Un pic d’impopularité en décembre 2017

« J’ai beau chercher, il n’y a rien qui marche pour lui. La différence avec tous les précédents moments compliqués, c’est qu’il pouvait toujours, à juste titre, clamer des résultats économiques vertigineux », souligne de son côté la politologue Nicole Bacharan. Là, en raison de la crise sanitaire, le chômage a explosé. Et Donald Trump perd notamment en soutien dans l’électorat senior, qui se mobilise généralement davantage que la moyenne.

« C’est une séquence très délicate pour lui mais, surtout, qui dure. Cela fait plusieurs semaines que Trump enchaîne les difficultés, à la fois sur des affaires qui le concernent directement, comme la feuille d’impôts, mais aussi sur son incapacité à répondre à la crise sanitaire », renchérit Marie-Cécile Naves, chercheuse associée à l’Institut de relations internationales et stratégiques (Iris).

Les ennuis n’ont pourtant pas manqué pour Donald Trump depuis le début de son mandat. On se souvient notamment de l’enquête du procureur Mueller sur les soupçons d’ingérence russe, concluant à l’absence d’éléments permettant d’incriminer le président américain ou son équipe de « collusion » avec la Russie. Puis, du procès de Donald Trump en impeachment dans l’affaire ukrainienne, fin 2019.

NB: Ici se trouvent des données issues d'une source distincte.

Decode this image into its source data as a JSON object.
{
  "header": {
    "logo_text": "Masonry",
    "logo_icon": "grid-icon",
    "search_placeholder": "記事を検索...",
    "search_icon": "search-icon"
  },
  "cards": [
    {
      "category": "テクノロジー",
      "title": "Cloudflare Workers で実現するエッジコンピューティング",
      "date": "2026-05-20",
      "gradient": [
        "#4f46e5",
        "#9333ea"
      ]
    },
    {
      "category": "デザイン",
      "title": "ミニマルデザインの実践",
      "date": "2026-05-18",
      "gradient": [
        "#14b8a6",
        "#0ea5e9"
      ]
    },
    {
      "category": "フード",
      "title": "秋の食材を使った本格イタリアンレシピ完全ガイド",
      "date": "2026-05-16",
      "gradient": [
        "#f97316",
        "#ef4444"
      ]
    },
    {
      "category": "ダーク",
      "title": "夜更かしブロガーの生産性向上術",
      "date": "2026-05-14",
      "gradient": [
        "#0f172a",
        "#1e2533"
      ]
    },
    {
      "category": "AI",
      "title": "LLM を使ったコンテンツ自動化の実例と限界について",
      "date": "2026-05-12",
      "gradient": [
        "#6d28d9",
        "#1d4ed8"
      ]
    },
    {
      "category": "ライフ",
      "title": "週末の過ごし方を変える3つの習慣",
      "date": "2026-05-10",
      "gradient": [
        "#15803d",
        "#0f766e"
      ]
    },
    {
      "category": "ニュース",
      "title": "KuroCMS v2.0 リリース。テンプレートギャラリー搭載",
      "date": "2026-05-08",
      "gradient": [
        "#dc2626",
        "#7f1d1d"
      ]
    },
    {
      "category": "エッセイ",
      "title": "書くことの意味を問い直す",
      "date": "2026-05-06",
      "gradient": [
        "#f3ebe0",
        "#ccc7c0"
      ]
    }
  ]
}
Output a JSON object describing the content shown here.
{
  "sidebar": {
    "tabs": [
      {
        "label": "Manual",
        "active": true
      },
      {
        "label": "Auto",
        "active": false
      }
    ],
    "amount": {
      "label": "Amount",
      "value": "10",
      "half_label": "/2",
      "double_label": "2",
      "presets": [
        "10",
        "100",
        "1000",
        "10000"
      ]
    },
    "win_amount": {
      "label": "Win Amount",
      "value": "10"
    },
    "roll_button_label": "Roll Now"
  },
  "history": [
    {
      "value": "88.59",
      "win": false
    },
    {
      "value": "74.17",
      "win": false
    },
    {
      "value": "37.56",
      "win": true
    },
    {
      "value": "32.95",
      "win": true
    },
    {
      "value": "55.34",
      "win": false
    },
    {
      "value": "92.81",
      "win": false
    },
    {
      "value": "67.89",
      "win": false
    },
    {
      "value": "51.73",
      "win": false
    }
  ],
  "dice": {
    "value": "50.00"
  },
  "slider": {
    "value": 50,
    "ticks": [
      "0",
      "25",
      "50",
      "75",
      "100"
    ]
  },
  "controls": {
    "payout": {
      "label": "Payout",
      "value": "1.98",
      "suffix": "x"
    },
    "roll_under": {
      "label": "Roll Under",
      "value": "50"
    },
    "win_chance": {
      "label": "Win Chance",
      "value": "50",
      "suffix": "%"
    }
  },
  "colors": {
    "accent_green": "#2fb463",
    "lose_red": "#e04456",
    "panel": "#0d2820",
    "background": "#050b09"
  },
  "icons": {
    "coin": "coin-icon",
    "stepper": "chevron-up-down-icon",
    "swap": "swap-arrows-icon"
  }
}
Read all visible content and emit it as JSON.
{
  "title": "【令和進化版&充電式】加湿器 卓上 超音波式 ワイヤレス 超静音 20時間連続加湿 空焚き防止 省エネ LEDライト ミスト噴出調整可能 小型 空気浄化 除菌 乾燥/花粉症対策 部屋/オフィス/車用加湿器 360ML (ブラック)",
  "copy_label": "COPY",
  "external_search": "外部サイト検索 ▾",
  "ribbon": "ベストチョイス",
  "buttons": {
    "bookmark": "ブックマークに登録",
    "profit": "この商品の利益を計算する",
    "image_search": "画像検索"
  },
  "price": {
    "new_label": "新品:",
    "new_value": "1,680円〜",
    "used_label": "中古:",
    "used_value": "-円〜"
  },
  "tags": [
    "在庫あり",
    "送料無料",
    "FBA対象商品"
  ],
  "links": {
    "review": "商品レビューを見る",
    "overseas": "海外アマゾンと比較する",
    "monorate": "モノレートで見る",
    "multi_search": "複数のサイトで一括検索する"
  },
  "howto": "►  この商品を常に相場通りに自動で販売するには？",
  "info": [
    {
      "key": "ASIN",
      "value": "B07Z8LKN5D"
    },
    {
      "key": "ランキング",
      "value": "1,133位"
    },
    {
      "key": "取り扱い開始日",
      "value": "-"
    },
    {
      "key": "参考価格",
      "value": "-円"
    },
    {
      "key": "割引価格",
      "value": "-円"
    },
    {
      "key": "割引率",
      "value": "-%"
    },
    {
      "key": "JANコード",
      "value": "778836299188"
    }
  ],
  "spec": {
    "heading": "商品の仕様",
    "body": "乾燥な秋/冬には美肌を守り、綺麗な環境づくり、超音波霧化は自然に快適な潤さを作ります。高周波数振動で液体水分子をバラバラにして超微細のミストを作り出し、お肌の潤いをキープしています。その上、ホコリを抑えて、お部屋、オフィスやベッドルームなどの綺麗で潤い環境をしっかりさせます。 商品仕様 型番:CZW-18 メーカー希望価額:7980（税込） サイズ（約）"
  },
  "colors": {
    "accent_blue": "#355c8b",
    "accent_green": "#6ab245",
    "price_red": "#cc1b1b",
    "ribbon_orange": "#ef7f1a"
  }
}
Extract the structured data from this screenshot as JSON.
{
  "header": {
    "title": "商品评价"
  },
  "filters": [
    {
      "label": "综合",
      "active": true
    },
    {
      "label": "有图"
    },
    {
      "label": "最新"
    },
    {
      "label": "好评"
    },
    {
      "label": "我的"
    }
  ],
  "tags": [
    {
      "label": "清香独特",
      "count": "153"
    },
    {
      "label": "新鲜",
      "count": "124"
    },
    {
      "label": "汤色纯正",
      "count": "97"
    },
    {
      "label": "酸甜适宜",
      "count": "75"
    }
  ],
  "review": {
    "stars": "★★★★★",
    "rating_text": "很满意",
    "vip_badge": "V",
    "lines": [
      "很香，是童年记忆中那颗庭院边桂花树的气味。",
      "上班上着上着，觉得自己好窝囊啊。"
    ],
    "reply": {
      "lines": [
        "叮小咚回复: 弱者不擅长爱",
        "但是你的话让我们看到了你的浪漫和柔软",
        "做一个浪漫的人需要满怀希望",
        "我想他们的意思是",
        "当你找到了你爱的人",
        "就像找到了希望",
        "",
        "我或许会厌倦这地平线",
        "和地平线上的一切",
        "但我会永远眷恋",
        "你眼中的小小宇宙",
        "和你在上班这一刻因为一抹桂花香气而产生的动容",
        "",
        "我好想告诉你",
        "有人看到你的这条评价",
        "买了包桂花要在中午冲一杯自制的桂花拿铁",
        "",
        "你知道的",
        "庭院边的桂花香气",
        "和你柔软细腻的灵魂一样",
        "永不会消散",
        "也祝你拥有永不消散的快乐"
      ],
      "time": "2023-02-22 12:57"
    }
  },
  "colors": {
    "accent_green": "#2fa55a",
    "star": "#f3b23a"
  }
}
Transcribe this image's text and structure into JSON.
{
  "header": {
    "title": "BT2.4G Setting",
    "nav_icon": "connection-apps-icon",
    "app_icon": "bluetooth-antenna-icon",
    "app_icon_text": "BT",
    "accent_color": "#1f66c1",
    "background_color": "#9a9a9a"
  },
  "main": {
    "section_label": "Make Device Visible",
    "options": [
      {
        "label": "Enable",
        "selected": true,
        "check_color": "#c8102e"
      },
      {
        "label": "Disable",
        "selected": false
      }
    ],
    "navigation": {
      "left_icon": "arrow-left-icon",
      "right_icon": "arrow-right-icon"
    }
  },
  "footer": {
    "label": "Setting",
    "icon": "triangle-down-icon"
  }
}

« Toutes les semaines, on nous annonçait que Trump allait être destitué, mais cela n’avait aucune chance d’arriver [notamment en raison de la majorité républicaine au Sénat, NDLR] », tempère Jean-Eric Branaa, jugeant excessif d’avoir, jusqu’au début du printemps, voulu enterrer Donald Trump. Celui-ci était même tombé à son plus bas taux de popularité en décembre 2017, à la fin de sa première année de mandat, avant de remonter progressivement la pente.

Quelle participation le 3 novembre ?

Mais au vu de la situation actuelle, et de la campagne plutôt réussie du candidat démocrate Joe Biden, le politologue « ne voit pas comment Trump pourrait remonter la pente, à 116 jours de l’élection ». Le président américain est même à la peine pour remplir ses salles de meeting, comme le 20 juin à Tusla. « Ce n’est pas pour autant qu’il a déjà perdu, d’autant que le Parti républicain fait tout pour dissuader les jeunes d’aller voter », nuance Marie-Cécile Naves.

Un dernier facteur pourrait entrer en jeu : si la situation sanitaire reste préoccupante à la rentrée – un nombre record de plus de 65 500 nouveaux cas en 24 heures a été recensé ce jeudi dans tout le pays -, certains Etats pourraient mettre en place et encourager le vote par correspondance afin de limiter les contacts physiques. Sans que l’on puisse en mesurer précisément l’impact sur la participation des différentes catégories d’électeurs.

Le ministre américain de la Justice a d’ores et déjà asséné que « ces pratiques, comme le vote par correspondance, ouvrent les vannes d’une possible fraude ». De nombreux démocrates y ont vu le signe que Trump et son administration cherchaient à décrédibiliser un scrutin dont l’issue s’annonce compliquée pour eux.